Sometimes in this family we're lazy in the garden because we really are lazy. Don't you agree that a little laziness is a healthy thing?


But sometimes we do things that seem lazy but we think are clever. One of those is leaving a few plants to go to seed.

As a result we get many little plants for free - free of money, time and labour! And of course there is no root disturbance because they don't have to be moved (unless we want them in a different place, that is). So they are always very healthy babies.
Can you spot the little purple seedlings?

Many of the plants in our current winter vege garden are self-seeded. Even though we have had a huge number of frosts, these salad greens survive and we can have fresh green salads all winter! The salad plants that do well in frost - in our case rocket, cress and purple and green mizuna - tend to be quite peppery though. If only I could get the children to eat them...
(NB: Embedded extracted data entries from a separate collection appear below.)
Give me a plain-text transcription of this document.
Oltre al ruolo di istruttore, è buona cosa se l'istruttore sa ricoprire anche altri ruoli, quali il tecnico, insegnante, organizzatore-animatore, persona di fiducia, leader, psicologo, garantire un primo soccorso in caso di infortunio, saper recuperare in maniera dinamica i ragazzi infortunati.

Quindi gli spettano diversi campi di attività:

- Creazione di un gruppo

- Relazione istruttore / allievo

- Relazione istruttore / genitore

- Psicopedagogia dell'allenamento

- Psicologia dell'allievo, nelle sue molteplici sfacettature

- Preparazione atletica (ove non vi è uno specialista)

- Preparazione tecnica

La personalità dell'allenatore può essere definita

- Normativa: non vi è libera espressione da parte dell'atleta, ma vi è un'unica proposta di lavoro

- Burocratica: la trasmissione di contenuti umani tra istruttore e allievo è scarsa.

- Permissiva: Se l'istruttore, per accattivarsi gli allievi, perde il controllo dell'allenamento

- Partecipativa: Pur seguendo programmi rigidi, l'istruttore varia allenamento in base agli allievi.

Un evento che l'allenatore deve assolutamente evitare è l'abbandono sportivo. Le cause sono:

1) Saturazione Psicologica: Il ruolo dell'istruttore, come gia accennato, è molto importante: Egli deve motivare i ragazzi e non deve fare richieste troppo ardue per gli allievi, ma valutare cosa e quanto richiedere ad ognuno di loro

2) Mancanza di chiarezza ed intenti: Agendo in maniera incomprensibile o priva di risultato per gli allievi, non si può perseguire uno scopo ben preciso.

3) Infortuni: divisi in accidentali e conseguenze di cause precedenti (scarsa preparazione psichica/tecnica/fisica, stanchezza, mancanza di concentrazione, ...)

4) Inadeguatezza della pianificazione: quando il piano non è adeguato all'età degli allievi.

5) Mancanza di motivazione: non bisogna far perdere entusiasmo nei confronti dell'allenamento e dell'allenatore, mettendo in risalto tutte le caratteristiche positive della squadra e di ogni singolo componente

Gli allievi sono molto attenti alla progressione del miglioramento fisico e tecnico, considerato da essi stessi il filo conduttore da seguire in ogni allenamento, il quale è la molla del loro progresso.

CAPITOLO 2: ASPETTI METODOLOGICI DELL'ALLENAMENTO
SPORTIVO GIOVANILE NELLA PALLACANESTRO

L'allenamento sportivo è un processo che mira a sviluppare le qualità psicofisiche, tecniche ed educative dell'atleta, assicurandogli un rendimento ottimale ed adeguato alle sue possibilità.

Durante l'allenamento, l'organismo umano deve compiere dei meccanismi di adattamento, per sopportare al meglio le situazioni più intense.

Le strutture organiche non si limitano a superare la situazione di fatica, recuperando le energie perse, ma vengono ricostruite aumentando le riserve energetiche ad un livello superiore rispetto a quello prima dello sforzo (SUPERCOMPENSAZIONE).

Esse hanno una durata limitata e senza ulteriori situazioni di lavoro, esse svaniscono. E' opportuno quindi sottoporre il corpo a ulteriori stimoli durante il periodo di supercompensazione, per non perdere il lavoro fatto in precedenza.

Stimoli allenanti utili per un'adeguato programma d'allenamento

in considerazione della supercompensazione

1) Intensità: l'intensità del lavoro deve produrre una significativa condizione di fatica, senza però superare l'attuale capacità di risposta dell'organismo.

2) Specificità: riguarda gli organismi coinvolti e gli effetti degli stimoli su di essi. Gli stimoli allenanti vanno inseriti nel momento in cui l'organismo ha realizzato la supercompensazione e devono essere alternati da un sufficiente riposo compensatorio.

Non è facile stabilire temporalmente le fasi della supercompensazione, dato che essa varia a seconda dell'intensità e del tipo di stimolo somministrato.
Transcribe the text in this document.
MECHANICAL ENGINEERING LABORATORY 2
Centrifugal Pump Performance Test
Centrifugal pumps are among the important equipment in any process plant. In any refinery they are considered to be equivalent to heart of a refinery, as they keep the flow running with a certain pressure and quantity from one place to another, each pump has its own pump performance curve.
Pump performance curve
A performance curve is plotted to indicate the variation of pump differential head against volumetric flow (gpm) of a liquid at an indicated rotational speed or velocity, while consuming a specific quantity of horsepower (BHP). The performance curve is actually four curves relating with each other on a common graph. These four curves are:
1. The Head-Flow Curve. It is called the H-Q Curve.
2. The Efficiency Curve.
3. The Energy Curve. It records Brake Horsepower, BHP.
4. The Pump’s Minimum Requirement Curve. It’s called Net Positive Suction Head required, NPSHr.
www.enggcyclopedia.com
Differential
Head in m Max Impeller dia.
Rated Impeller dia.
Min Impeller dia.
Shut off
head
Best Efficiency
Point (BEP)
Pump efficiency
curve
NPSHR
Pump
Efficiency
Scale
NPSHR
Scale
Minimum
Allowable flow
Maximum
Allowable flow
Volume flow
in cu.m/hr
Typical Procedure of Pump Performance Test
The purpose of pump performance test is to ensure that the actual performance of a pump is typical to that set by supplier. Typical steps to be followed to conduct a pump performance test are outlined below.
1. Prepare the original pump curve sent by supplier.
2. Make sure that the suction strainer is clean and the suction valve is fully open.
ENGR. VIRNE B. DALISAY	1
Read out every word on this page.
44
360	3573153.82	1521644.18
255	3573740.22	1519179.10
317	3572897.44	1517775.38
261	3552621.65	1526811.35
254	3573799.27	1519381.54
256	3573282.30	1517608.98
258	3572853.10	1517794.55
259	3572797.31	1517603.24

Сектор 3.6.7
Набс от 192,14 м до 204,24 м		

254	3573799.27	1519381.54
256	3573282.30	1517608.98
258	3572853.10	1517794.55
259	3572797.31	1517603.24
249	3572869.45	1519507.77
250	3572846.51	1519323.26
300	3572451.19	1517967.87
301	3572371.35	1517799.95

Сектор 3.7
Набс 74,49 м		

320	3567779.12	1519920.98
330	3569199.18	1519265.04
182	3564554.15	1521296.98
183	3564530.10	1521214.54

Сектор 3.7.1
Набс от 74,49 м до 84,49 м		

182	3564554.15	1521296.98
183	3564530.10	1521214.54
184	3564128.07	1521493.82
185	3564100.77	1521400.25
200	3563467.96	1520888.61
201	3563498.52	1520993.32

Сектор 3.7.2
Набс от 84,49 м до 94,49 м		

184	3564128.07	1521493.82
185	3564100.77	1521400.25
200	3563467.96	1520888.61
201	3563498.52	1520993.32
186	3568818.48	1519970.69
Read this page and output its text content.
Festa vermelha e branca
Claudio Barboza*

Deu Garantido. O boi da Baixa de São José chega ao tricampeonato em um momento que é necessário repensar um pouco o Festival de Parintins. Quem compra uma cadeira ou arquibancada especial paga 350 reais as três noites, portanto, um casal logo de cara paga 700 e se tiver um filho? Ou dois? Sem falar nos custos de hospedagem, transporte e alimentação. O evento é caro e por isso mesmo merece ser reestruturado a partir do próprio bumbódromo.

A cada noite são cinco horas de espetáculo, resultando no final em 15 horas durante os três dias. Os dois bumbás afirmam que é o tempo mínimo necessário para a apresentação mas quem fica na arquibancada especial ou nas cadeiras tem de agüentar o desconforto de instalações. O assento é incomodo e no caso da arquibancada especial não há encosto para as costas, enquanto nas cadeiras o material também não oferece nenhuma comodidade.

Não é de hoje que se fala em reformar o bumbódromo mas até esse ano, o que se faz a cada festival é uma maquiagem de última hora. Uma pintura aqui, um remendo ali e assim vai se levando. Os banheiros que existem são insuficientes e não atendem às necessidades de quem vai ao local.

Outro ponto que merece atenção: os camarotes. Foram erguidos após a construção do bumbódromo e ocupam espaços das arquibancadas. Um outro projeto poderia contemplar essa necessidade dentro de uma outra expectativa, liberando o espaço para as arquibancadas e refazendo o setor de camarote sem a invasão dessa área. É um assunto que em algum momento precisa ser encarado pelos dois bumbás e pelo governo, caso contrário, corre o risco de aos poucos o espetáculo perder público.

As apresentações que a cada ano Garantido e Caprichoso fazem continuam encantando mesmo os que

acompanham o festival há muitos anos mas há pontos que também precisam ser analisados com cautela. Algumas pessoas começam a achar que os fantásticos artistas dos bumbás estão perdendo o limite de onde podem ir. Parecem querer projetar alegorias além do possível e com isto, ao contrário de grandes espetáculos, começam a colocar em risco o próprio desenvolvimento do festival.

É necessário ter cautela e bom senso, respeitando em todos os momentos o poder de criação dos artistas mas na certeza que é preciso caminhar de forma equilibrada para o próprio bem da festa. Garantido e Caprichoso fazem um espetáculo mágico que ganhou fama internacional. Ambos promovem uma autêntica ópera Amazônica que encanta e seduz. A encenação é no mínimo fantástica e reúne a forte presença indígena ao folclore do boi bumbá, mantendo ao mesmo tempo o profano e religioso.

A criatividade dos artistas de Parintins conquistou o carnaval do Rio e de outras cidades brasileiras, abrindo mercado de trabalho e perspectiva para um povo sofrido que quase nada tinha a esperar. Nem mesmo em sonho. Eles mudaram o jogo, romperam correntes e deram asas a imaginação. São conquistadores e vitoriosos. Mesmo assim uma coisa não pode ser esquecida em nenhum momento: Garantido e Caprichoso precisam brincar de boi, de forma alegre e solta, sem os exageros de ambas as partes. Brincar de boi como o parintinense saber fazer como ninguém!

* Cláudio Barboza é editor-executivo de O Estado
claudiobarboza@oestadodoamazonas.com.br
Our winter vegetable garden
We manage to get harvests that are plentiful enough to require me to take my little basket outside. This is thanks not only to salad plants but our citrus trees, chickens and my husband's autumnal waving of a gone-to-seed carrot plant above a conmpost-filled mound in the lawn. Good stuff. Now for all that weeding....

25 July 2012

Boys

When you're saying goodnight to your beautiful child, trying to hug him, and he's looking at a point in the distance with one eye closed, his palms held together with index fingers pointing in the shape of a gun... chck chck, he says, firing imaginary bullets..... he's definitely a boy.

24 July 2012

A first ballet exam

Yesterday Anna had her first ballet exam. She sprang out of bed and got dressed in her little outfit, then did some practice. She was so grown up about it! She is desperate to get a 'gold medal', which is what the teacher told her she'd get if she did everything very well.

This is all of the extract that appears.